Не кричит петух, до изнеможения околдованный благоуханиями. Не мычит корова в обильных излияниях молока, впитывающего весеннее колдовство, чтобы донести его до больших и малых детей, опьянить-растревожить. Жители окрестных поселений не спят по ночам, уносимые на крыльях дымных, чувственных благовоний, которые навевают беспричинную печаль или излечивают ее до утраты памяти.
А одинокие льют слезы в подушку.
3
В городе, на малом газоне, растет апельсиновое дерево. Пробуждаясь по всякой весне, вспениваясь без оглядки свадебной белизной, наливая соками неприметные поначалу плоды, затерявшиеся в листве, напитывая их эфирными маслами, раскрашивая по осени в оранжевое великолепие. Апельсины с нижних ветвей обирают жильцы; верхние, недоступные вожделениям, висят долго, очень долго, опадая по одному, догнивая в сохлой траве. В редкие зимние холода выпадает снег, покрывает ветви, и апельсины – гномиками под пушистыми колпаками – восторженно сверкают среди недолговечной крупчатой белизны.
В прошлом году весна запоздала, проявившись в поздние сроки.
Природа истомилась в ожидании, и когда подступили наконец жаркие дни, растительный мир начал стремительно наверстывать упущенное.
Проснулся лавр в кадушке на балконе, вывел – детишками на прогулку – малые листочки светлой зелени. Анютины глазки – только что без ресничек – доверчиво взглянули на мир, высматривая свой интерес. Фиалка на подоконнике выказала нечто крошечное, застенчиво-фиолетовое в глубинах листвы, оберегая от возможных посягательств. Амариллис, продремав всю зиму, выпустил пару тугих стеблей, на концах которых упрятались до срока граммофончики густо-карминного окраса. Розы на газоне распустились кучно, стремительно, отпихивая соседей, поспешая вырваться наружу из вынужденного сокрытия, обвиснуть в красе онемения, тяжести которой не снести.

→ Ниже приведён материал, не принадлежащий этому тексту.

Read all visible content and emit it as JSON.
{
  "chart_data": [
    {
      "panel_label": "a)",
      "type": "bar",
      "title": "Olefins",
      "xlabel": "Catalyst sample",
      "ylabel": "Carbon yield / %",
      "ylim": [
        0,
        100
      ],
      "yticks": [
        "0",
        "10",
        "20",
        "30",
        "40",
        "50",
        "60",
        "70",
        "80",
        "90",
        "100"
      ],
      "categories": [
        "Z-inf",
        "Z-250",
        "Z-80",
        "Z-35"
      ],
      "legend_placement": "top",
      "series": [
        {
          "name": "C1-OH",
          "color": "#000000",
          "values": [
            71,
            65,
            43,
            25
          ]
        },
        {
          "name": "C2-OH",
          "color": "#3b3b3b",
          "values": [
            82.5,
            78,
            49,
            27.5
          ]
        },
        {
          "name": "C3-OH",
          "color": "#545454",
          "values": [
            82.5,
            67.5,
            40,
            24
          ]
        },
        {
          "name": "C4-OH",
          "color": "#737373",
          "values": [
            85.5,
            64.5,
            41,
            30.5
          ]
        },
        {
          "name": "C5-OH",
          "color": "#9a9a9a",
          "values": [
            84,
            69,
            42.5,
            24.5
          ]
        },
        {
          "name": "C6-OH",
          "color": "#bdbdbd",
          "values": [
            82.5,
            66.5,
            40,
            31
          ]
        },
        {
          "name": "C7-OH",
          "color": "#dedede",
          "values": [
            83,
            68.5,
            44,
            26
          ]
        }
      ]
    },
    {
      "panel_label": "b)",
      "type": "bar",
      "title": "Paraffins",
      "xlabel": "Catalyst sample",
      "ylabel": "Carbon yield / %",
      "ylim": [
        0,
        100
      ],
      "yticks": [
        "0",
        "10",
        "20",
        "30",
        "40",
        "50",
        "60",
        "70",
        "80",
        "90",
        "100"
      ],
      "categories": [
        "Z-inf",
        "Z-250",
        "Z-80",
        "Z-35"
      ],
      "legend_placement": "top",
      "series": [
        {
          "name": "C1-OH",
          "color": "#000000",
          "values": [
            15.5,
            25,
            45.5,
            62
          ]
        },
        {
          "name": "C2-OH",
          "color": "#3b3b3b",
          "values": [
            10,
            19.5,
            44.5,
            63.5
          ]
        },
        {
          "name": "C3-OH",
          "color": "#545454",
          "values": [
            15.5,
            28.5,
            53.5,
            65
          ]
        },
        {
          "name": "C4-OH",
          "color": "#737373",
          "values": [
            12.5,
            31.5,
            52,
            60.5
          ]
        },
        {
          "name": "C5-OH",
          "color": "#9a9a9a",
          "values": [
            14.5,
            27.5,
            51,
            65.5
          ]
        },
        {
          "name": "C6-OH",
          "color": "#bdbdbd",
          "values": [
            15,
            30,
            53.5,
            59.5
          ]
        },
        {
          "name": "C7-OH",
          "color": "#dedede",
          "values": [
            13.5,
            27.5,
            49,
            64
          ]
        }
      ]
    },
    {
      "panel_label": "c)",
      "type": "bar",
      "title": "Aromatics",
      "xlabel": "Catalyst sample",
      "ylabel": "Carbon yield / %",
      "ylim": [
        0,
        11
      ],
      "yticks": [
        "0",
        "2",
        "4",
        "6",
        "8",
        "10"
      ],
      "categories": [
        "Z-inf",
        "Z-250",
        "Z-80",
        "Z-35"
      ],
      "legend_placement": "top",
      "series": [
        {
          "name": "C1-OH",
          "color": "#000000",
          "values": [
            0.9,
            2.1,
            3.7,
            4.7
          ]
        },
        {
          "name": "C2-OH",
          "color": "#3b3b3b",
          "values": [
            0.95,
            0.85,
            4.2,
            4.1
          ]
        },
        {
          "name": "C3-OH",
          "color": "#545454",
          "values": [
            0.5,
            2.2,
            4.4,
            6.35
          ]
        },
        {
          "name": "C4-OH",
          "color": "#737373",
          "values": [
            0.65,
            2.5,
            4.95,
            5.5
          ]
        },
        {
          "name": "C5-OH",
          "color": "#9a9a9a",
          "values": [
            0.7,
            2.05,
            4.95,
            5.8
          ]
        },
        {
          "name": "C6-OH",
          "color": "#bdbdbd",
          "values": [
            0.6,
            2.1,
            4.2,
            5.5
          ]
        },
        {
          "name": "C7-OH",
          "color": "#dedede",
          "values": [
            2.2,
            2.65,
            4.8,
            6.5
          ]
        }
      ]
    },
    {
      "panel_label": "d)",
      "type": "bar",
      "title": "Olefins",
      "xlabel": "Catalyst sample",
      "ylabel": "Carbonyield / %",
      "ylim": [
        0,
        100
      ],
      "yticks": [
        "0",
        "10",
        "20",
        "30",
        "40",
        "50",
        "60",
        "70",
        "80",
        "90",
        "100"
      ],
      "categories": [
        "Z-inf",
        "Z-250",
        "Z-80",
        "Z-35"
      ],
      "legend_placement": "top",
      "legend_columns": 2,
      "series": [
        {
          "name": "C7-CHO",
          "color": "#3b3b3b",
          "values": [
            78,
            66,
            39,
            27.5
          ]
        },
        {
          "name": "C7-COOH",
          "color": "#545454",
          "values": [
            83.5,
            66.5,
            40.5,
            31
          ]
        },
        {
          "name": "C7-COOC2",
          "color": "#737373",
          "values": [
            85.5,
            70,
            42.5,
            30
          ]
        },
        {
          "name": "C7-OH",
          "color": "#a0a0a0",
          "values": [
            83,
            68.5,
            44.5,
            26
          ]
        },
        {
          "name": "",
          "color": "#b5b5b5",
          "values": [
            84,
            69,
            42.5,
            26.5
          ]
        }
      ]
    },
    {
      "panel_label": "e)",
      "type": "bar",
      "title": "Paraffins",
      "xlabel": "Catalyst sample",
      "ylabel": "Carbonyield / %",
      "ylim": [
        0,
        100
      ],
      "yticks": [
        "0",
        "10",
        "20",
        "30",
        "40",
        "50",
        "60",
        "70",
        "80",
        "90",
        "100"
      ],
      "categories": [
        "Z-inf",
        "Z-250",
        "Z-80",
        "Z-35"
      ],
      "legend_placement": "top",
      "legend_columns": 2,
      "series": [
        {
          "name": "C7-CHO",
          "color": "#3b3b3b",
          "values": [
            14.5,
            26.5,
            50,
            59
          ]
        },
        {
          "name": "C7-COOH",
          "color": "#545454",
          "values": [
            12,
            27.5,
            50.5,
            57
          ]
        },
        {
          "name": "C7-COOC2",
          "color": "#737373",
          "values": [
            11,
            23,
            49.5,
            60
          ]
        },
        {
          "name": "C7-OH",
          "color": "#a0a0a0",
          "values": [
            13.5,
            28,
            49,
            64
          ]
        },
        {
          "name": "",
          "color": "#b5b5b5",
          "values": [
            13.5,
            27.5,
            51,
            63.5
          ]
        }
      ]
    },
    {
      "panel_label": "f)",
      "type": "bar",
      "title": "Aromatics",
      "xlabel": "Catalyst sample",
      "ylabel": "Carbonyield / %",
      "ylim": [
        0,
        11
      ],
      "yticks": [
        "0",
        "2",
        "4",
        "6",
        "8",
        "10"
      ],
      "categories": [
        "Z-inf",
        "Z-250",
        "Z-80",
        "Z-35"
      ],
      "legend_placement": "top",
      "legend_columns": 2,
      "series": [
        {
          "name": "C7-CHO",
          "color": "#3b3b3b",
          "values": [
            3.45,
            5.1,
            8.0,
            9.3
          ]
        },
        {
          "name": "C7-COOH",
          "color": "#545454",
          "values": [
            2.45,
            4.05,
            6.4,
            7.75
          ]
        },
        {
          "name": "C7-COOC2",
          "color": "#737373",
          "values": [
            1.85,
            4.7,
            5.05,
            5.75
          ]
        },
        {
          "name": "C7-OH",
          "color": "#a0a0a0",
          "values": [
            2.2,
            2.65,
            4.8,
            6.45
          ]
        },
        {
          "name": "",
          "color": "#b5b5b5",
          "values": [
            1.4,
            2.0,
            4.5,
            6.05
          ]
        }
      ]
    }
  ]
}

Пробудилось и апельсиновое дерево на газоне, зацвело, оглашенное, бесстыдно, бесшабашно, ненасытно и напоказ, истекая призывными ароматами, всю свою мощь, всю неутолимость желаний пытаясь обратить в цветение. И добилось своего. Надорвалось от усилий. Не выдало ни единого апельсина, которые в иные времена обвисали на ветвях, как упрятало их в земле от завистливого глаза, подобно расчетливым картошкам-морковкам. Зашумело, бесплодное, на ветру, размахалось налегке листвой, – лишь творение, отягощенное плодами, качается степенно, с пониманием. Финкель собрал соцветия того безумства, высушил, уложил в шкатулку, намереваясь сохранить неодолимый призыв к пробуждению ощущений, которые угасают.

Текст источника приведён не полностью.